Aydemir, Fatih; ÇETİN, AYDIN

doi:10.17341/gazimmfd.1172120

Point of interest coverage with distributed multi-unmanned aerial vehicles based on distributed reinforcement learning Dağıtık pekiştirmeli öğrenme tabanlı çoklu insansız hava aracı ile ilgi çekici nokta kapsama

Journal of the Faculty of Engineering and Architecture of Gazi University, cilt.39, sa.1, ss.563-575, 2023 (SCI-Expanded)

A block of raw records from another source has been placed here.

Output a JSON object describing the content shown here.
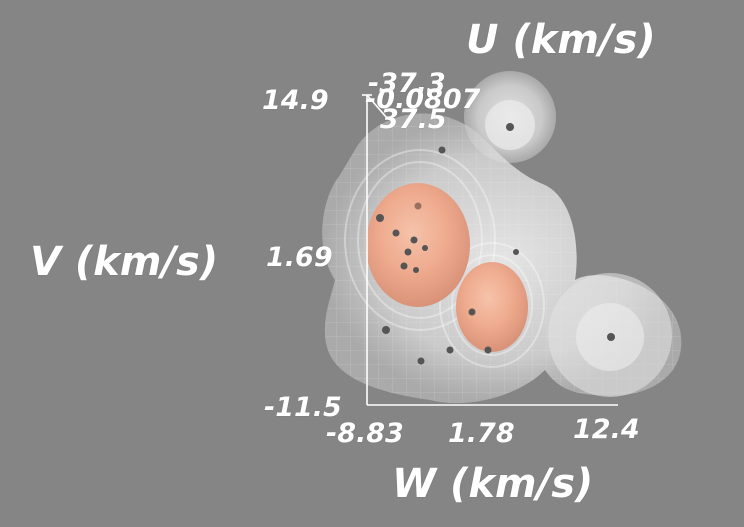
{
  "chart_data": {
    "type": "3d-isosurface-scatter",
    "axes": {
      "u": {
        "label": "U (km/s)",
        "ticks": [
          "-37.3",
          "-0.0807",
          "37.5"
        ]
      },
      "v": {
        "label": "V (km/s)",
        "ticks": [
          "14.9",
          "1.69",
          "-11.5"
        ]
      },
      "w": {
        "label": "W (km/s)",
        "ticks": [
          "-8.83",
          "1.78",
          "12.4"
        ]
      }
    },
    "colors": {
      "background": "#858585",
      "outer_surface": "#ececec",
      "inner_core": "#f0a88a",
      "points": "#555555",
      "axis": "#ffffff"
    }
  }
}
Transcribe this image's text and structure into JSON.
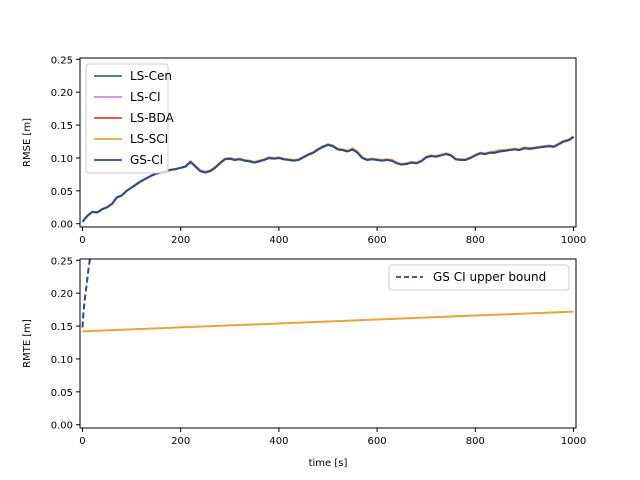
{
  "chart_data": [
    {
      "type": "line",
      "ylabel": "RMSE [m]",
      "xlabel": "",
      "xlim": [
        -5,
        1005
      ],
      "ylim": [
        -0.005,
        0.252
      ],
      "xticks": [
        0,
        200,
        400,
        600,
        800,
        1000
      ],
      "yticks": [
        0.0,
        0.05,
        0.1,
        0.15,
        0.2,
        0.25
      ],
      "ytick_labels": [
        "0.00",
        "0.05",
        "0.10",
        "0.15",
        "0.20",
        "0.25"
      ],
      "grid": false,
      "legend_position": "upper-left",
      "x": [
        0,
        10,
        20,
        30,
        40,
        50,
        60,
        70,
        80,
        90,
        100,
        110,
        120,
        130,
        140,
        150,
        160,
        170,
        180,
        190,
        200,
        210,
        220,
        230,
        240,
        250,
        260,
        270,
        280,
        290,
        300,
        310,
        320,
        330,
        340,
        350,
        360,
        370,
        380,
        390,
        400,
        410,
        420,
        430,
        440,
        450,
        460,
        470,
        480,
        490,
        500,
        510,
        520,
        530,
        540,
        550,
        560,
        570,
        580,
        590,
        600,
        610,
        620,
        630,
        640,
        650,
        660,
        670,
        680,
        690,
        700,
        710,
        720,
        730,
        740,
        750,
        760,
        770,
        780,
        790,
        800,
        810,
        820,
        830,
        840,
        850,
        860,
        870,
        880,
        890,
        900,
        910,
        920,
        930,
        940,
        950,
        960,
        970,
        980,
        990,
        1000
      ],
      "series": [
        {
          "name": "LS-Cen",
          "color": "#3a7a55",
          "values": [
            0.003,
            0.012,
            0.018,
            0.017,
            0.022,
            0.025,
            0.03,
            0.04,
            0.043,
            0.05,
            0.055,
            0.06,
            0.065,
            0.069,
            0.073,
            0.076,
            0.078,
            0.08,
            0.082,
            0.083,
            0.085,
            0.087,
            0.094,
            0.087,
            0.08,
            0.078,
            0.08,
            0.085,
            0.092,
            0.098,
            0.099,
            0.097,
            0.098,
            0.096,
            0.095,
            0.093,
            0.095,
            0.097,
            0.1,
            0.099,
            0.1,
            0.098,
            0.097,
            0.096,
            0.097,
            0.101,
            0.105,
            0.108,
            0.113,
            0.117,
            0.12,
            0.118,
            0.113,
            0.112,
            0.11,
            0.113,
            0.108,
            0.1,
            0.097,
            0.098,
            0.097,
            0.096,
            0.097,
            0.096,
            0.092,
            0.09,
            0.091,
            0.093,
            0.092,
            0.095,
            0.101,
            0.103,
            0.102,
            0.104,
            0.106,
            0.104,
            0.098,
            0.097,
            0.097,
            0.1,
            0.104,
            0.107,
            0.106,
            0.108,
            0.108,
            0.11,
            0.111,
            0.112,
            0.113,
            0.112,
            0.115,
            0.114,
            0.115,
            0.116,
            0.117,
            0.118,
            0.117,
            0.121,
            0.125,
            0.127,
            0.132
          ]
        },
        {
          "name": "LS-CI",
          "color": "#c98fd3",
          "values": [
            0.003,
            0.012,
            0.018,
            0.017,
            0.022,
            0.025,
            0.03,
            0.04,
            0.043,
            0.05,
            0.055,
            0.06,
            0.065,
            0.069,
            0.073,
            0.076,
            0.078,
            0.08,
            0.082,
            0.083,
            0.085,
            0.087,
            0.094,
            0.087,
            0.08,
            0.078,
            0.08,
            0.085,
            0.092,
            0.098,
            0.099,
            0.097,
            0.098,
            0.096,
            0.095,
            0.093,
            0.095,
            0.097,
            0.1,
            0.099,
            0.1,
            0.098,
            0.097,
            0.096,
            0.097,
            0.101,
            0.105,
            0.108,
            0.113,
            0.117,
            0.12,
            0.118,
            0.113,
            0.112,
            0.11,
            0.113,
            0.108,
            0.1,
            0.097,
            0.098,
            0.097,
            0.096,
            0.097,
            0.096,
            0.092,
            0.09,
            0.091,
            0.093,
            0.092,
            0.095,
            0.101,
            0.103,
            0.102,
            0.104,
            0.106,
            0.104,
            0.098,
            0.097,
            0.097,
            0.1,
            0.104,
            0.107,
            0.106,
            0.108,
            0.108,
            0.11,
            0.111,
            0.112,
            0.113,
            0.112,
            0.115,
            0.114,
            0.115,
            0.116,
            0.117,
            0.118,
            0.117,
            0.121,
            0.125,
            0.127,
            0.132
          ]
        },
        {
          "name": "LS-BDA",
          "color": "#d9443a",
          "values": [
            0.003,
            0.012,
            0.018,
            0.017,
            0.022,
            0.025,
            0.03,
            0.04,
            0.043,
            0.05,
            0.055,
            0.06,
            0.065,
            0.069,
            0.073,
            0.076,
            0.078,
            0.08,
            0.082,
            0.083,
            0.085,
            0.087,
            0.094,
            0.087,
            0.08,
            0.078,
            0.08,
            0.085,
            0.092,
            0.098,
            0.099,
            0.097,
            0.098,
            0.096,
            0.095,
            0.093,
            0.095,
            0.097,
            0.1,
            0.099,
            0.1,
            0.098,
            0.097,
            0.096,
            0.097,
            0.101,
            0.105,
            0.108,
            0.113,
            0.117,
            0.12,
            0.118,
            0.113,
            0.112,
            0.11,
            0.113,
            0.108,
            0.1,
            0.097,
            0.098,
            0.097,
            0.096,
            0.097,
            0.096,
            0.092,
            0.09,
            0.091,
            0.093,
            0.092,
            0.095,
            0.101,
            0.103,
            0.102,
            0.104,
            0.106,
            0.104,
            0.098,
            0.097,
            0.097,
            0.1,
            0.104,
            0.107,
            0.106,
            0.108,
            0.108,
            0.11,
            0.111,
            0.112,
            0.113,
            0.112,
            0.115,
            0.114,
            0.115,
            0.116,
            0.117,
            0.118,
            0.117,
            0.121,
            0.125,
            0.127,
            0.132
          ]
        },
        {
          "name": "LS-SCI",
          "color": "#e8a33d",
          "values": [
            0.003,
            0.012,
            0.018,
            0.017,
            0.022,
            0.025,
            0.03,
            0.04,
            0.043,
            0.05,
            0.055,
            0.06,
            0.065,
            0.069,
            0.073,
            0.076,
            0.078,
            0.08,
            0.082,
            0.083,
            0.085,
            0.087,
            0.095,
            0.088,
            0.081,
            0.079,
            0.081,
            0.086,
            0.093,
            0.099,
            0.1,
            0.098,
            0.099,
            0.097,
            0.096,
            0.094,
            0.096,
            0.098,
            0.101,
            0.1,
            0.101,
            0.099,
            0.098,
            0.097,
            0.098,
            0.102,
            0.106,
            0.109,
            0.114,
            0.118,
            0.121,
            0.119,
            0.114,
            0.113,
            0.111,
            0.115,
            0.11,
            0.101,
            0.098,
            0.099,
            0.098,
            0.097,
            0.098,
            0.097,
            0.093,
            0.091,
            0.092,
            0.094,
            0.093,
            0.096,
            0.102,
            0.104,
            0.103,
            0.105,
            0.107,
            0.105,
            0.099,
            0.098,
            0.098,
            0.101,
            0.105,
            0.108,
            0.107,
            0.109,
            0.11,
            0.112,
            0.112,
            0.113,
            0.114,
            0.113,
            0.116,
            0.115,
            0.116,
            0.117,
            0.118,
            0.119,
            0.118,
            0.122,
            0.126,
            0.128,
            0.133
          ]
        },
        {
          "name": "GS-CI",
          "color": "#2d4a8f",
          "values": [
            0.003,
            0.012,
            0.018,
            0.017,
            0.022,
            0.025,
            0.03,
            0.04,
            0.043,
            0.05,
            0.055,
            0.06,
            0.065,
            0.069,
            0.073,
            0.076,
            0.078,
            0.08,
            0.082,
            0.083,
            0.085,
            0.087,
            0.094,
            0.087,
            0.08,
            0.078,
            0.08,
            0.085,
            0.092,
            0.098,
            0.099,
            0.097,
            0.098,
            0.096,
            0.095,
            0.093,
            0.095,
            0.097,
            0.1,
            0.099,
            0.1,
            0.098,
            0.097,
            0.096,
            0.097,
            0.101,
            0.105,
            0.108,
            0.113,
            0.117,
            0.12,
            0.118,
            0.113,
            0.112,
            0.11,
            0.113,
            0.108,
            0.1,
            0.097,
            0.098,
            0.097,
            0.096,
            0.097,
            0.096,
            0.092,
            0.09,
            0.091,
            0.093,
            0.092,
            0.095,
            0.101,
            0.103,
            0.102,
            0.104,
            0.106,
            0.104,
            0.098,
            0.097,
            0.097,
            0.1,
            0.104,
            0.107,
            0.106,
            0.108,
            0.108,
            0.11,
            0.111,
            0.112,
            0.113,
            0.112,
            0.115,
            0.114,
            0.115,
            0.116,
            0.117,
            0.118,
            0.117,
            0.121,
            0.125,
            0.127,
            0.132
          ]
        }
      ]
    },
    {
      "type": "line",
      "ylabel": "RMTE [m]",
      "xlabel": "time [s]",
      "xlim": [
        -5,
        1005
      ],
      "ylim": [
        -0.005,
        0.252
      ],
      "xticks": [
        0,
        200,
        400,
        600,
        800,
        1000
      ],
      "yticks": [
        0.0,
        0.05,
        0.1,
        0.15,
        0.2,
        0.25
      ],
      "ytick_labels": [
        "0.00",
        "0.05",
        "0.10",
        "0.15",
        "0.20",
        "0.25"
      ],
      "grid": false,
      "legend_position": "upper-right",
      "series": [
        {
          "name": "",
          "color": "#e8a33d",
          "style": "solid",
          "x": [
            0,
            100,
            200,
            300,
            400,
            500,
            600,
            700,
            800,
            900,
            1000
          ],
          "values": [
            0.142,
            0.145,
            0.148,
            0.151,
            0.154,
            0.157,
            0.16,
            0.163,
            0.166,
            0.169,
            0.172
          ]
        },
        {
          "name": "GS CI upper bound",
          "color": "#2d4a8f",
          "style": "dashed",
          "x": [
            0,
            2,
            4,
            6,
            8,
            10,
            12,
            14,
            16
          ],
          "values": [
            0.148,
            0.17,
            0.185,
            0.198,
            0.21,
            0.222,
            0.235,
            0.246,
            0.255
          ]
        }
      ]
    }
  ]
}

Yayın Türü: Makale / Tam Makale
Cilt numarası: 39 Sayı: 1
Basım Tarihi: 2023
Doi Numarası: 10.17341/gazimmfd.1172120
Dergi Adı: Journal of the Faculty of Engineering and Architecture of Gazi University
Derginin Tarandığı İndeksler: Science Citation Index Expanded (SCI-EXPANDED), Scopus, Academic Search Premier, Art Source, Compendex, TR DİZİN (ULAKBİM)
Sayfa Sayıları: ss.563-575
Anahtar Kelimeler: dynamic area coverage, grid decomposition, multi-agent system, reinforcement learning, Unmanned aerial vehicle
Gazi Üniversitesi Adresli: Evet

Özet

Mobile vehicles are widely used in various area coverage applications such as mapping, traffic monitoring, search and rescue operations. Appropriate positioning model and effective learning strategy are required to improve the coverage process. Mobile vehicles can adapt to dynamic environments and find the optimum locations with the navigation mechanism that includes a motion model. In studies, where the positioning process is managed on the basis of a multi-agent mobile system, multiple agents should complete tasks such as detection, data collection and surveillance with a collaborative approach. This learning-based process can be carried out through mobile agents that can learn to optimize a task in real time. In this study, it is aimed to effectively cover points of interest (PoI) in a dynamic environment by modeling a group of unmanned aerial vehicles (UAVs) on the basis of a learning multi-agent system. The target area is decomposed into grids to maximize PoI coverage and minimize energy consumption. Decomposition is performed by considering the location of the target area and the communication distance of the UAVs modeled as mobile agents. However, mobile agents planning to go to grids also learn to avoid collisions. The proposed method has been tested in a simulation environment and the results are presented by comparing with similar studies. The results show that the proposed method outperforms existing similar studies and is suitable for area coverage applications.